With respect to astrocytes, our transcriptomic analysis of DLF white matter in CTE suggests enrichment of cell subtypes and/or states associated with neuroinflammation and dysfunctional metabolism, without a change in overall astrocyte number. These findings add to the growing body of evidence indicating astrocytic alterations in CTE white matter, including previous studies showing diffuse astrocytosis and astrocytic degeneration in moderate-severe CTE [25] and interface astrogliosis [49].

All the CTE cases in our study experienced decades of exposure to RHI in professional or collegiate football or boxing and mixed martial arts, whereas, these data were unavailable for the controls. It is possible that the differences in oligodendroglia number and oligodendroglial and astrocyte subpopulations found in the CTE cases were related to prolonged RHI exposure and not CTE. Future studies are planned to determine whether these changes occur after RHI alone and whether they increase in severity with increased severity of p-tau pathology and progression of CTE. Nonetheless, these snRNA-seq findings, in combination with our analyses and the evidence in the literature, implicate OLs in CTE, AD and in response to TBI and RHI.

The cell number distribution presented here aligns with the only previous study examining human white matter using snRNA-seq [27], and we did not observe abundant transcriptomic or cell-type differences associated with neurons, microglia, or endothelial cells, likely due to under sampling of those cell nuclei.
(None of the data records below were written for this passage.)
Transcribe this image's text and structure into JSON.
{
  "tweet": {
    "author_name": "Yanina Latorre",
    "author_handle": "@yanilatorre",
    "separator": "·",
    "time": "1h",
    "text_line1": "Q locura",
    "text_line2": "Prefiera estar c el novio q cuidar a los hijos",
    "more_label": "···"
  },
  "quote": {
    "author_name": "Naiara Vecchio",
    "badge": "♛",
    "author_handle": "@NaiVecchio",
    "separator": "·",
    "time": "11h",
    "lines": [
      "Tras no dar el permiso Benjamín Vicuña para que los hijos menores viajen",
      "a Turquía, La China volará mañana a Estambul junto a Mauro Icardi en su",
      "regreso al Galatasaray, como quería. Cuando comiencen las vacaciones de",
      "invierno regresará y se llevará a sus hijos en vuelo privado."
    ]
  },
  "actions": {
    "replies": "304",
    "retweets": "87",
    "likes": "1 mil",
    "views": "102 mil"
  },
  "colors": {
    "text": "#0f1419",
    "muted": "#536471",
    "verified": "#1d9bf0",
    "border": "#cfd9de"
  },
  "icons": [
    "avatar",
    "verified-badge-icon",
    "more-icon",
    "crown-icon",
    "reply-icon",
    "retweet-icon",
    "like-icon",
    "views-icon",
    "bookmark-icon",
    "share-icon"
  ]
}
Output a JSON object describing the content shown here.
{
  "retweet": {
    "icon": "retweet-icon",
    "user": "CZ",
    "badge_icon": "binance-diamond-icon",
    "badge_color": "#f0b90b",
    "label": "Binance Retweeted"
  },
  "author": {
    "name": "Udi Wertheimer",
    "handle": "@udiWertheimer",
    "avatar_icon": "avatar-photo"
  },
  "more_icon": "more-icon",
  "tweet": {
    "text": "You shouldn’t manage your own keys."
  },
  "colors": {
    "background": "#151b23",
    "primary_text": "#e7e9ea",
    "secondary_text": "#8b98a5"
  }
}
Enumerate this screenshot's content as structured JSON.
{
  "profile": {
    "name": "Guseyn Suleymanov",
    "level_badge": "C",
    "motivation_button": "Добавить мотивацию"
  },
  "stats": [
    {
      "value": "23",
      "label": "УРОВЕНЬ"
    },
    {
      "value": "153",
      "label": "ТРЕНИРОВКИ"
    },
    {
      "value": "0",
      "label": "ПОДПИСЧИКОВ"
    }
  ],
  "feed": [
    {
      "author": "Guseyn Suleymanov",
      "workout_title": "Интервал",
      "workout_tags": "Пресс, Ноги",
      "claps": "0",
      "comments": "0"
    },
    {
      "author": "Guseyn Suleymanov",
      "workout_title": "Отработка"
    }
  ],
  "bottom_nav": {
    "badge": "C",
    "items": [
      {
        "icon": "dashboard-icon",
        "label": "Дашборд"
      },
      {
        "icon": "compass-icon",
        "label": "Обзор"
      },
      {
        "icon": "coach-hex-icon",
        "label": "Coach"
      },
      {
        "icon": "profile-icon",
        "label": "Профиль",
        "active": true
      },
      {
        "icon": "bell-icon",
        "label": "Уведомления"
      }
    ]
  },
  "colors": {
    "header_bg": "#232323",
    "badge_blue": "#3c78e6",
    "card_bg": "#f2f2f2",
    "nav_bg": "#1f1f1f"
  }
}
OLs are abundant in human white matter tissue and the present dataset contains over seven-fold more OLs than astrocytes, the other cell type with notable transcript level differences between CTE and control samples. Given the difficulty in capturing microglia and endothelial cells using snRNA-seq [54], additional transcriptomic investigations of these cells in the white matter of CTE are warranted, especially in light of previous studies showing increases in neuroinflammatory microglia in DLF cortex in CTE [11,12,13]. Future studies isolating microglia, neurons, and endothelial cells for in depth transcript profiling are also warranted [3, 51]. Furthermore, additional studies specifically isolating astrocyte nuclei for sequencing will enhance the findings presented here [5].

This study has several limitations, including the small sample size and the lack of data regarding RHI exposure in the controls. Additional studies are needed to determine whether similar alterations occur after RHI in the absence of CTE and whether years of exposure correlates with the severity of the change. Larger studies using cases with a wide range of age at death and disease severity would also help define the temporal evolution of the cell number and transcriptomic alterations in the dataset. Furthermore, the small sample size precludes determinations regarding the contribution of oligodendroglial and astrocytic alterations to clinical symptomatology and whether changes in white matter integrity observed microscopically directly relate to the RNA-seq findings. Nonetheless, the presented dataset serves as a mineable resource for understanding the molecular and cellular dysregulation associated with CTE and RHI. Integration with additional datasets will enable expansion of CTE transcriptomic profiles to further characterize potential mechanisms of CTE pathogenesis and provide a catalyst for the future development of biomarkers to aid in the diagnosis of CTE during life as well as potential therapeutics.